Chimera takes the viewer through the tactile experience of Spring lambing to the iconographic ephemerality of art and history in the face of such physical experience. Like so many things, farm life, politics, and art are all experienced through theory, one reads about them in books, purchases images to display and use as metaphors. The living things become untethered by the messy confines of biology and experience.
In the foyer the first thing one sees upon entering the gallery is the first of three collaborative films on display, Lamb. The piece depicts a series of lambings, accompanied by the music of Will Carslake and Olivia Ray, framed by two columns in front of the doorway the piece is at its most effective in that first moment you enter the gallery space. It is a very sudden and striking shift that takes you immediately into the psychological space of the work, an uncompromising physicality that exists beyond the bounds of our control.

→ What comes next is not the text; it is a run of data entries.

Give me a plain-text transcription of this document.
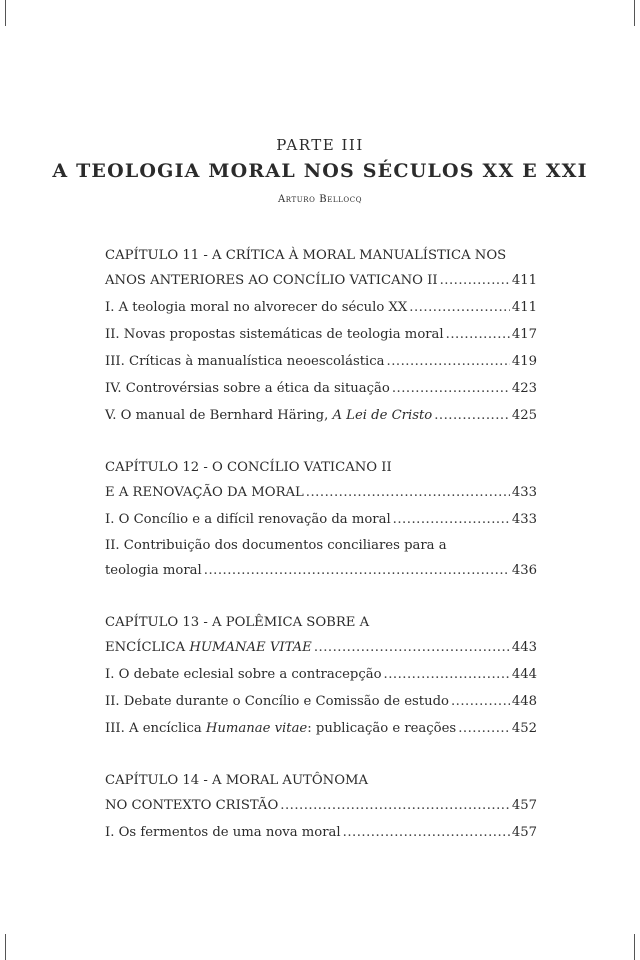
PARTE III
A TEOLOGIA MORAL NOS SÉCULOS XX E XXI
Arturo Bellocq
CAPÍTULO 11 - A CRÍTICA À MORAL MANUALÍSTICA NOS
ANOS ANTERIORES AO CONCÍLIO VATICANO II .....	411
I. A teologia moral no alvorecer do século XX .....	411
II. Novas propostas sistemáticas de teologia moral .....	417
III. Críticas à manualística neoescolástica .....	419
IV. Controvérsias sobre a ética da situação .....	423
V. O manual de Bernhard Häring, A Lei de Cristo .....	425
CAPÍTULO 12 - O CONCÍLIO VATICANO II
E A RENOVAÇÃO DA MORAL .....	433
I. O Concílio e a difícil renovação da moral .....	433
II. Contribuição dos documentos conciliares para a
teologia moral .....	436
CAPÍTULO 13 - A POLÊMICA SOBRE A
ENCÍCLICA HUMANAE VITAE .....	443
I. O debate eclesial sobre a contracepção .....	444
II. Debate durante o Concílio e Comissão de estudo .....	448
III. A encíclica Humanae vitae: publicação e reações .....	452
CAPÍTULO 14 - A MORAL AUTÔNOMA
NO CONTEXTO CRISTÃO .....	457
I. Os fermentos de uma nova moral .....	457
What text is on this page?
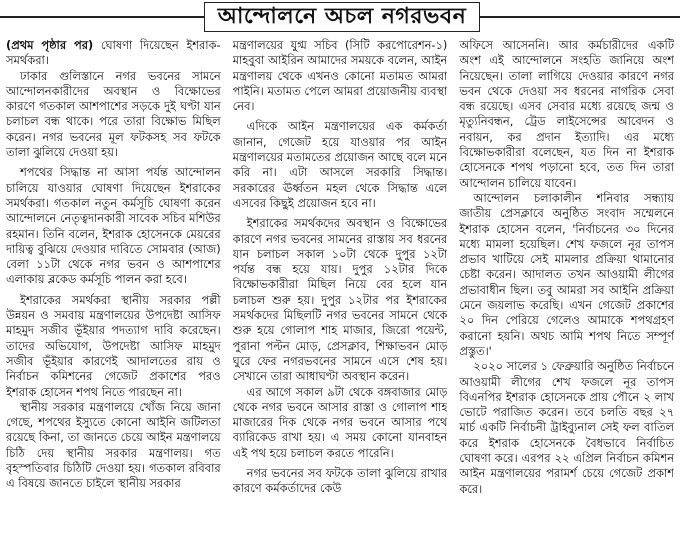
আন্দোলনে অচল নগরভবন

(প্রথম পৃষ্ঠার পর) ঘোষণা দিয়েছেন ইশরাক-সমর্থকরা।

ঢাকার গুলিস্তানে নগর ভবনের সামনে আন্দোলনকারীদের অবস্থান ও বিক্ষোভের কারণে গতকাল আশপাশের সড়কে দুই ঘণ্টা যান চলাচল বন্ধ থাকে। পরে তারা বিক্ষোভ মিছিল করেন। নগর ভবনের মূল ফটকসহ সব ফটকে তালা ঝুলিয়ে দেওয়া হয়।

শপথের সিদ্ধান্ত না আসা পর্যন্ত আন্দোলন চালিয়ে যাওয়ার ঘোষণা দিয়েছেন ইশরাকের সমর্থকরা। গতকাল নতুন কর্মসূচি ঘোষণা করেন আন্দোলনে নেতৃত্বদানকারী সাবেক সচিব মশিউর রহমান। তিনি বলেন, ইশরাক হোসেনকে মেয়রের দায়িত্ব বুঝিয়ে দেওয়ার দাবিতে সোমবার (আজ) বেলা ১১টা থেকে নগর ভবন ও আশপাশের এলাকায় ব্লকেড কর্মসূচি পালন করা হবে।

ইশরাকের সমর্থকরা স্থানীয় সরকার পল্লী উন্নয়ন ও সমবায় মন্ত্রণালয়ের উপদেষ্টা আসিফ মাহমুদ সজীব ভূঁইয়ার পদত্যাগ দাবি করেছেন। তাদের অভিযোগ, উপদেষ্টা আসিফ মাহমুদ সজীব ভূঁইয়ার কারণেই আদালতের রায় ও নির্বাচন কমিশনের গেজেট প্রকাশের পরও ইশরাক হোসেন শপথ নিতে পারছেন না।

স্থানীয় সরকার মন্ত্রণালয়ে খোঁজ নিয়ে জানা গেছে, শপথের ইস্যুতে কোনো আইনি জটিলতা রয়েছে কিনা, তা জানতে চেয়ে আইন মন্ত্রণালয়ে চিঠি দেয় স্থানীয় সরকার মন্ত্রণালয়। গত বৃহস্পতিবার চিঠিটি দেওয়া হয়। গতকাল রবিবার এ বিষয়ে জানতে চাইলে স্থানীয় সরকার

মন্ত্রণালয়ের যুগ্ম সচিব (সিটি করপোরেশন-১) মাহবুবা আইরিন আমাদের সময়কে বলেন, আইন মন্ত্রণালয় থেকে এখনও কোনো মতামত আমরা পাইনি। মতামত পেলে আমরা প্রয়োজনীয় ব্যবস্থা নেব।

এদিকে আইন মন্ত্রণালয়ের এক কর্মকর্তা জানান, গেজেট হয়ে যাওয়ার পর আইন মন্ত্রণালয়ের মতামতের প্রয়োজন আছে বলে মনে করি না। এটা আসলে সরকারি সিদ্ধান্ত। সরকারের ঊর্ধ্বতন মহল থেকে সিদ্ধান্ত এলে এসবের কিছুই প্রয়োজন হবে না।

ইশরাকের সমর্থকদের অবস্থান ও বিক্ষোভের কারণে নগর ভবনের সামনের রাস্তায় সব ধরনের যান চলাচল সকাল ১০টা থেকে দুপুর ১২টা পর্যন্ত বন্ধ হয়ে যায়। দুপুর ১২টার দিকে বিক্ষোভকারীরা মিছিল নিয়ে বের হলে যান চলাচল শুরু হয়। দুপুর ১২টার পর ইশরাকের সমর্থকদের মিছিলটি নগর ভবনের সামনে থেকে শুরু হয়ে গোলাপ শাহ মাজার, জিরো পয়েন্ট, পুরানা পল্টন মোড়, প্রেসক্লাব, শিক্ষাভবন মোড় ঘুরে ফের নগরভবনের সামনে এসে শেষ হয়। সেখানে তারা আধাঘণ্টা অবস্থান করেন।

এর আগে সকাল ৯টা থেকে বঙ্গবাজার মোড় থেকে নগর ভবনে আসার রাস্তা ও গোলাপ শাহ মাজারের দিক থেকে নগর ভবনে আসার পথে ব্যারিকেড রাখা হয়। এ সময় কোনো যানবাহন এই পথ হয়ে চলাচল করতে পারেনি।

নগর ভবনের সব ফটকে তালা ঝুলিয়ে রাখার কারণে কর্মকর্তাদের কেউ

অফিসে আসেননি। আর কর্মচারীদের একটি অংশ এই আন্দোলনে সংহতি জানিয়ে অংশ নিয়েছেন। তালা লাগিয়ে দেওয়ার কারণে নগর ভবন থেকে দেওয়া সব ধরনের নাগরিক সেবা বন্ধ রয়েছে। এসব সেবার মধ্যে রয়েছে জন্ম ও মৃত্যুনিবন্ধন, ট্রেড লাইসেন্সের আবেদন ও নবায়ন, কর প্রদান ইত্যাদি। এর মধ্যে বিক্ষোভকারীরা বলেছেন, যত দিন না ইশরাক হোসেনকে শপথ পড়ানো হবে, তত দিন তারা আন্দোলন চালিয়ে যাবেন।

আন্দোলন চলাকালীন শনিবার সন্ধ্যায় জাতীয় প্রেসক্লাবে অনুষ্ঠিত সংবাদ সম্মেলনে ইশরাক হোসেন বলেন, 'নির্বাচনের ৩০ দিনের মধ্যে মামলা হয়েছিল। শেখ ফজলে নূর তাপস প্রভাব খাটিয়ে সেই মামলার প্রক্রিয়া থামানোর চেষ্টা করেন। আদালত তখন আওয়ামী লীগের প্রভাবাধীন ছিল। তবু আমরা সব আইনি প্রক্রিয়া মেনে জয়লাভ করেছি। এখন গেজেট প্রকাশের ২০ দিন পেরিয়ে গেলেও আমাকে শপথগ্রহণ করানো হয়নি। অথচ আমি শপথ নিতে সম্পূর্ণ প্রস্তুত।'

২০২০ সালের ১ ফেব্রুয়ারি অনুষ্ঠিত নির্বাচনে আওয়ামী লীগের শেখ ফজলে নূর তাপস বিএনপির ইশরাক হোসেনকে প্রায় পৌনে ২ লাখ ভোটে পরাজিত করেন। তবে চলতি বছর ২৭ মার্চ একটি নির্বাচনী ট্রাইব্যুনাল সেই ফল বাতিল করে ইশরাক হোসেনকে বৈধভাবে নির্বাচিত ঘোষণা করে। এরপর ২২ এপ্রিল নির্বাচন কমিশন আইন মন্ত্রণালয়ের পরামর্শ চেয়ে গেজেট প্রকাশ করে।
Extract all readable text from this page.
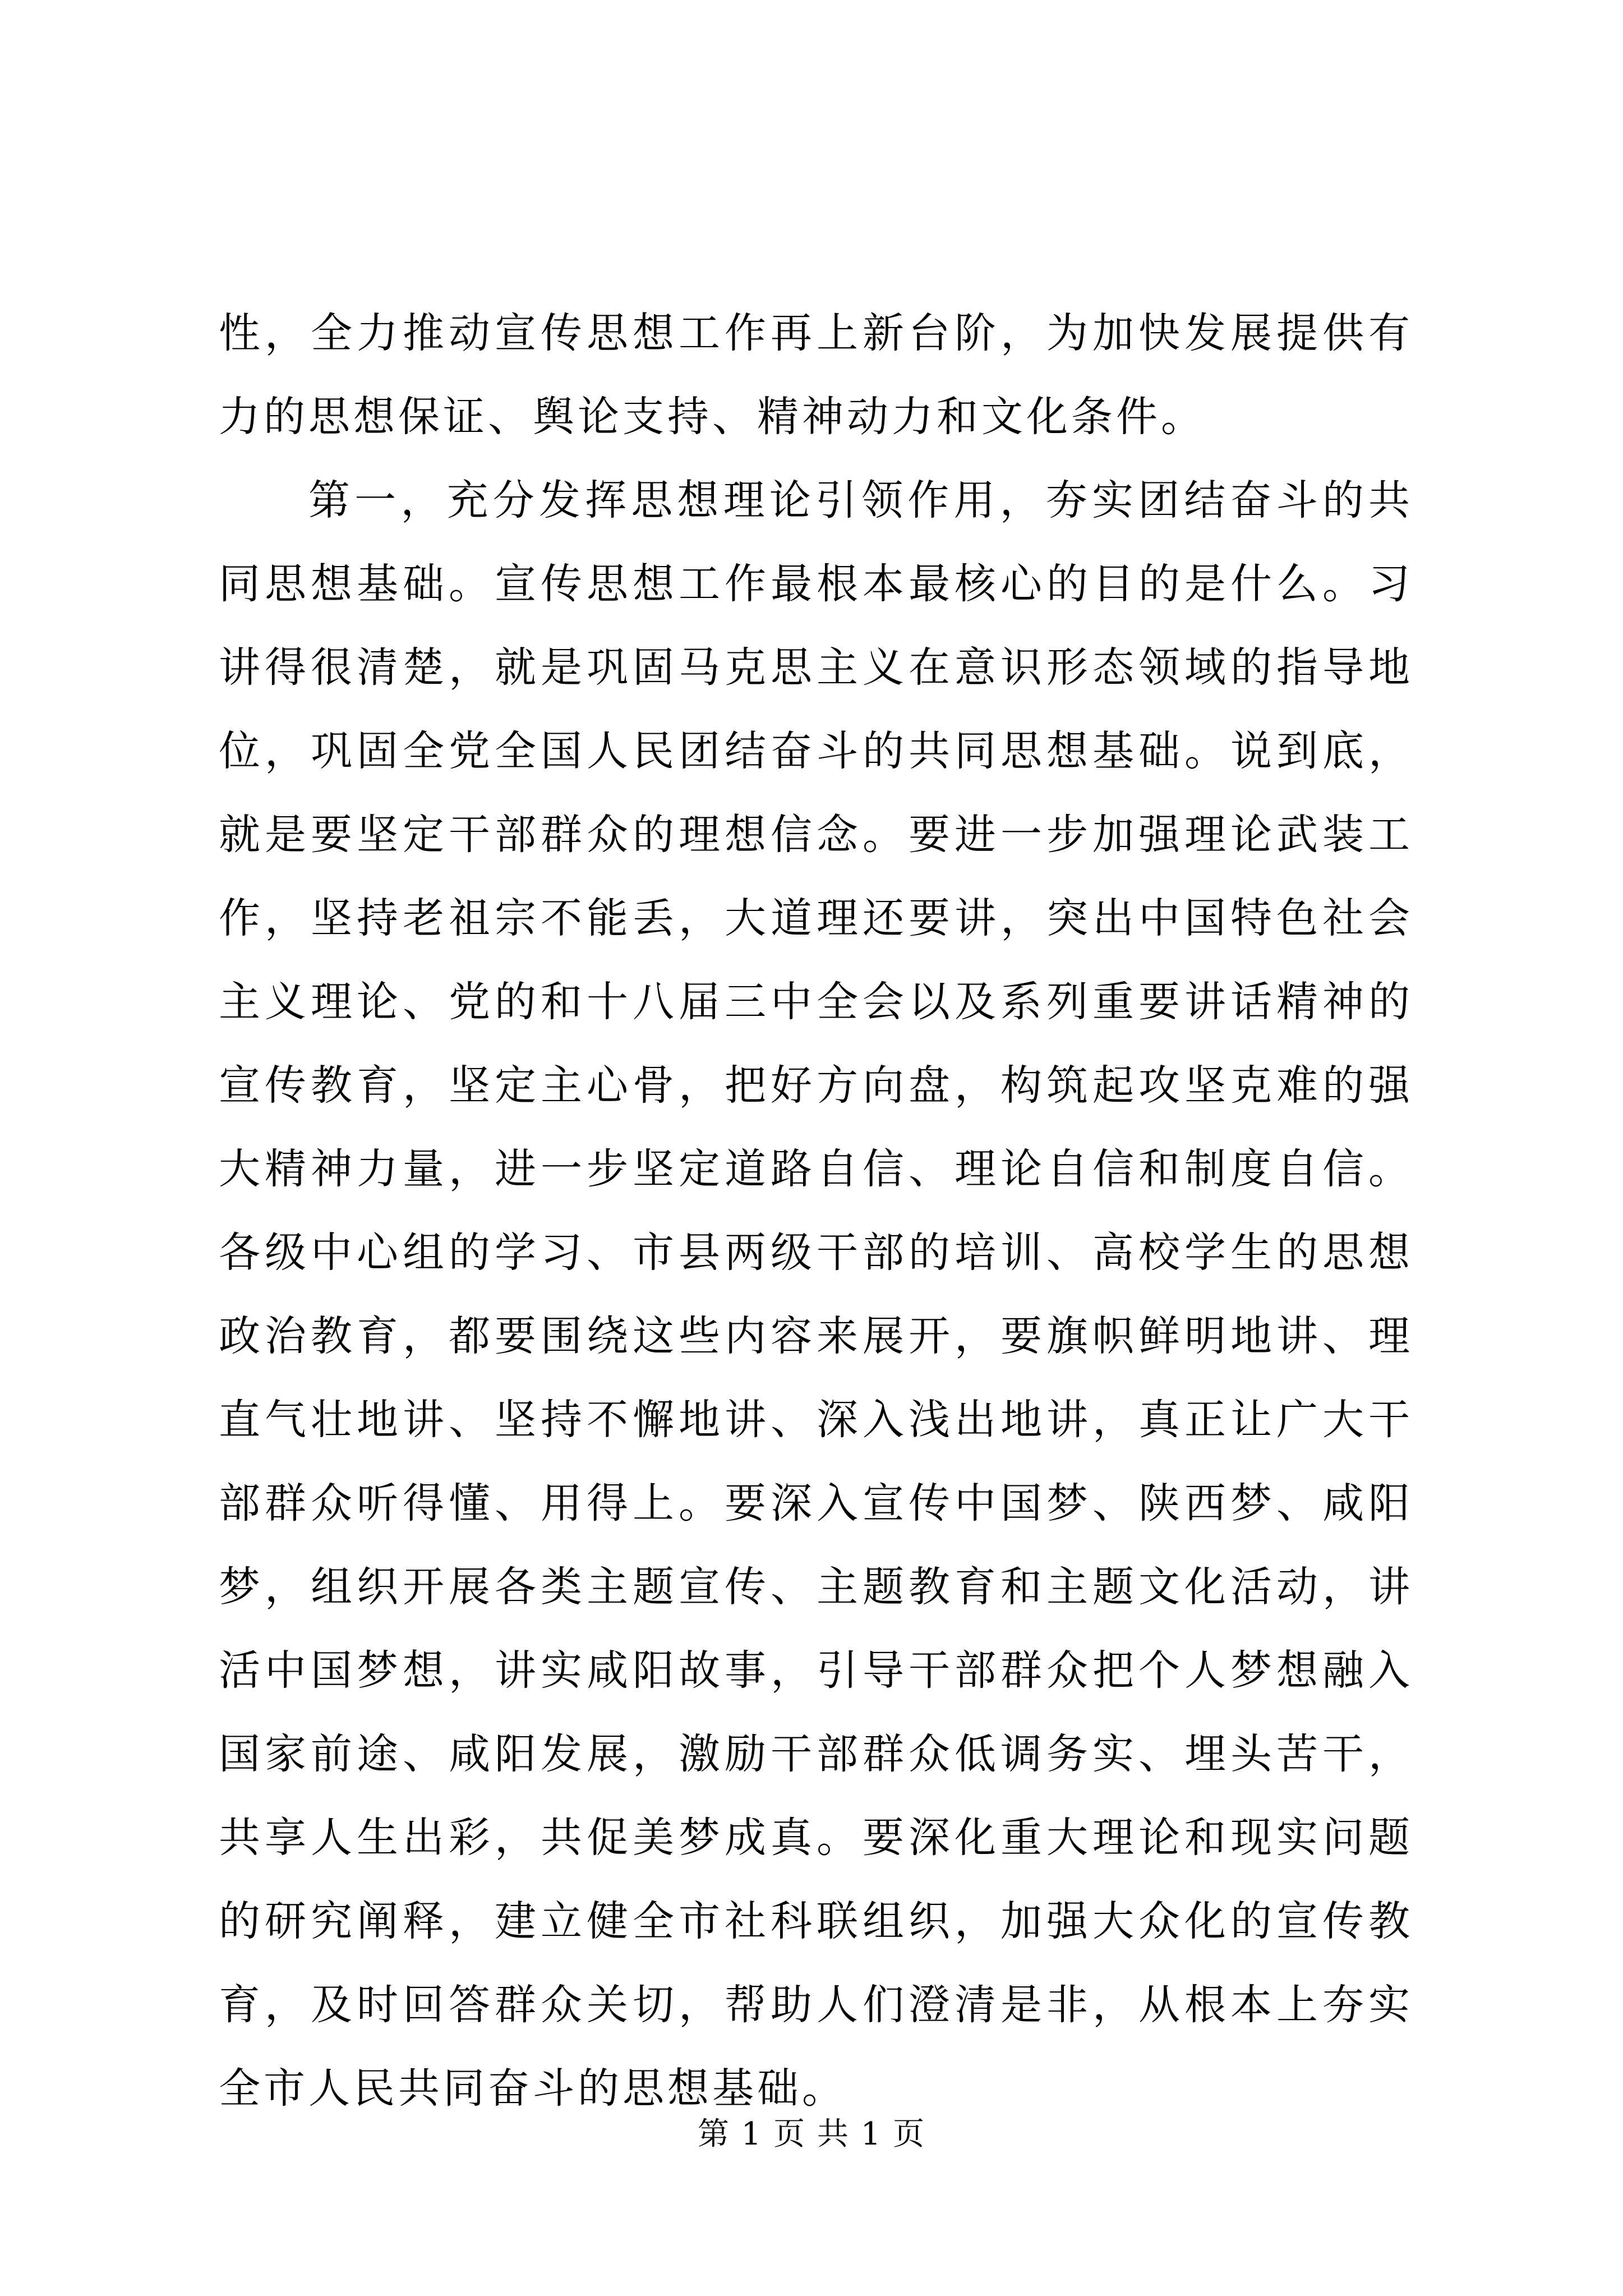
性，全力推动宣传思想工作再上新台阶，为加快发展提供有力的思想保证、舆论支持、精神动力和文化条件。

第一，充分发挥思想理论引领作用，夯实团结奋斗的共同思想基础。宣传思想工作最根本最核心的目的是什么。习讲得很清楚，就是巩固马克思主义在意识形态领域的指导地位，巩固全党全国人民团结奋斗的共同思想基础。说到底，就是要坚定干部群众的理想信念。要进一步加强理论武装工作，坚持老祖宗不能丢，大道理还要讲，突出中国特色社会主义理论、党的和十八届三中全会以及系列重要讲话精神的宣传教育，坚定主心骨，把好方向盘，构筑起攻坚克难的强大精神力量，进一步坚定道路自信、理论自信和制度自信。各级中心组的学习、市县两级干部的培训、高校学生的思想政治教育，都要围绕这些内容来展开，要旗帜鲜明地讲、理直气壮地讲、坚持不懈地讲、深入浅出地讲，真正让广大干部群众听得懂、用得上。要深入宣传中国梦、陕西梦、咸阳梦，组织开展各类主题宣传、主题教育和主题文化活动，讲活中国梦想，讲实咸阳故事，引导干部群众把个人梦想融入国家前途、咸阳发展，激励干部群众低调务实、埋头苦干，共享人生出彩，共促美梦成真。要深化重大理论和现实问题的研究阐释，建立健全市社科联组织，加强大众化的宣传教育，及时回答群众关切，帮助人们澄清是非，从根本上夯实全市人民共同奋斗的思想基础。

第 1 页 共 1 页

Beyond that first room and up the stairs are two more exhibition spaces, each unique in their use of the architecture and design of the space. The first floor entrance way is host to a blend of prints, paintings and photographs all bold illustrative pieces that reflect on the iconography of transformation. The spectre of language lingers over these works as an interpretive factor, boldly underscoring the work on display. The print Our Magnolia is of particular interest here, combining the Paul Nash painting, Flight of the Magnolia, with a portrait of Margaret Thatcher side by side above the words: ‘Our Magnolia’. The use of possessive pronouns recontextualizes and there is a table of recommended reading materials supplied by the artists, including a transcript of an interview centring on the exhibition.
The final space features two films, alongside a series of sculptures and paintings, these works command the space, directing the viewer naturally without overwhelming them or forcing them through the space. The films, Our Magnolia (not to be confused with the print of the same name) and Bear stand in physical opposition, projected on two facing walls. Both utilise creative manipulation, but in very different ways, with Our Magnolia using brightly coloured static and blurriness over images of a rotting carcass, alongside Nash’s painting and images of Margaret Thatcher and Bear using animation overlaid on the images of a lambing. These operate in a fascinating contrast to the film Lamb which appears unedited outside of the transitions. Between these films, a series of stone and bronze sculptures, and immense paintings stretch across the far wall and floor of the room. Using simple shapes and muted naturalistic colours that play off each other and bring a physicality to the film without overwhelming the viewing space.
While the enigmatic nature of Nashashibi and Skaer’s work lifts it beyond the practice of pigeonholing themes and objective discourse, the use of political imagery and the wider context of a post-pandemic practice give the work an altogether different tone. There is a serene menace to repetition, the idea that all passes into history, and perhaps ten years from now these lived experiences will dissipate into the iconography of photographs and storytelling. What Chimera achieves is a temporal displacement, the consideration of a time before and after our own, the use of sound and architectural space to permeate the anatomy of the building itself provides an effective immersive experience and an ambience that enhances work so carefully crafted by the artists.